Two Democratic governors, Andrew Cuomo of New York and Gretchen Whitmer of Michigan, are among those who have received generally positive national notices for their responses to the coronavirus in their state.

Add a third to that list: Gov. John Bel Edwards of Louisiana, who is winning bipartisan compliments for his ability to deliver for his state and to get along with President Trump.

Louisiana, especially the New Orleans area, had an early breakout of virus cases, and toward the end of March, Edwards said the state needed 12,000 more ventilators for an expected rush of patients. Three days later, the governor publicly thanked the president for his help in obtaining more ventilators, and Edwards repeated his gratitude shortly afterward, even though the federal government only sent 150 of the devices.

A Washington Post story said Edwards, a U.S. Military Academy graduate and former 82nd Airborne captain, is a methodical worker for Louisiana’s interests who does not hesitate to identify areas in which he believes federal assistance is lagging. But he has done this, the newspaper added, “in a manner that Trump hasn’t interpreted as criticism of his leadership.”

This is somewhat surprising, given the backstory between the two men. During last year’s governor’s race in Louisiana, Trump held three rallies for Edwards’ Republican opponent and said voting for Edwards would be like voting for radical leftists.

Edwards never responded directly, apparently realizing that if he got re-elected, he would need to have a decent relationship with the president. That turned out to be a good decision. The governor’s ability to work with Trump to get Louisiana’s fair share of federal assistance is only one aspect of his efforts that are getting positive attention.

On March 23, just two weeks after the state’s first coronavirus infection, Edwards was one of three governors to issue a stay-at-home order to the public. Only California, Illinois and New York had done the same thing before that.

Many other states, including Mississippi, followed suit within two weeks. But Edwards put Louisiana ahead of the national curve, and health officials believe it is paying off. While the state still has an unusually large number of virus cases, the situation never became as dire as even the governor anticipated. Louisiana has not needed anywhere near the 12,000 ventilators Edwards originally sought.

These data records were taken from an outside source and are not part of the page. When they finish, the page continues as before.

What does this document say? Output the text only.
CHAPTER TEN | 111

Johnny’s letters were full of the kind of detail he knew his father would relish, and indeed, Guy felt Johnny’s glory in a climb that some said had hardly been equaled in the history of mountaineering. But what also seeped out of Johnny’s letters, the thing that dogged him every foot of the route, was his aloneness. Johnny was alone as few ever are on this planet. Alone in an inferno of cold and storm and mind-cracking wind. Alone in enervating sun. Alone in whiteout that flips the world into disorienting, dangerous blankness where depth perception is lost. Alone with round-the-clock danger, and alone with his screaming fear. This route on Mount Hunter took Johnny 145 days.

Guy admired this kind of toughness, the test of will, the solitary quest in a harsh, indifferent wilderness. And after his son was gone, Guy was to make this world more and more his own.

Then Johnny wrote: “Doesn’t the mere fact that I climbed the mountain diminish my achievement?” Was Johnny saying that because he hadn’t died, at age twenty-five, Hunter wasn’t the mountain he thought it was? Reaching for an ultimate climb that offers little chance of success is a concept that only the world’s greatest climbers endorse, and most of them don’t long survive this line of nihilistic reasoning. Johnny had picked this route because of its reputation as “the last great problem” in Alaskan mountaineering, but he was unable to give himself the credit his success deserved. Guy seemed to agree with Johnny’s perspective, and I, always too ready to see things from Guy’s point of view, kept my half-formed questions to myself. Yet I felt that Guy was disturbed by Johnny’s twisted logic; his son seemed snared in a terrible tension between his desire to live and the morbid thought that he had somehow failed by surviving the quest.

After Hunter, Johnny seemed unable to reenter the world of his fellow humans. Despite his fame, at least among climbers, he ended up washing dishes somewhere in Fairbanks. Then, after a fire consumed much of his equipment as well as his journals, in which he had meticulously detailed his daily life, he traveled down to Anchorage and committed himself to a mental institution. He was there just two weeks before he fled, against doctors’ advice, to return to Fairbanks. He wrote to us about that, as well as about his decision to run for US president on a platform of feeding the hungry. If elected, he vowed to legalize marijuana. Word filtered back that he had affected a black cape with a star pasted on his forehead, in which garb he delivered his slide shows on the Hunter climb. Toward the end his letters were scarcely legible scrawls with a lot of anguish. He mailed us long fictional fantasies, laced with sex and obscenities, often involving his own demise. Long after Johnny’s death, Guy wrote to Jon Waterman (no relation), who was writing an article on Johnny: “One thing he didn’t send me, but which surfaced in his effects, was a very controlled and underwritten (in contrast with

Further, Edwards’ Army training in crisis management has served him well as governor, as has the fact that his mother’s career as a nurse gave him valuable exposure to the medical profession.

Edwards says he’s simply using the same approach as he did in 2016 with President Obama, when record flooding put much of south Louisiana under water.

Whatever he’s doing now, it has worked. Edwards already was a rarity as a twice-elected Democratic governor in the South. But the coronavirus has put him in a league of his own: a Southern Democrat whose leadership is being praised by both parties in his state.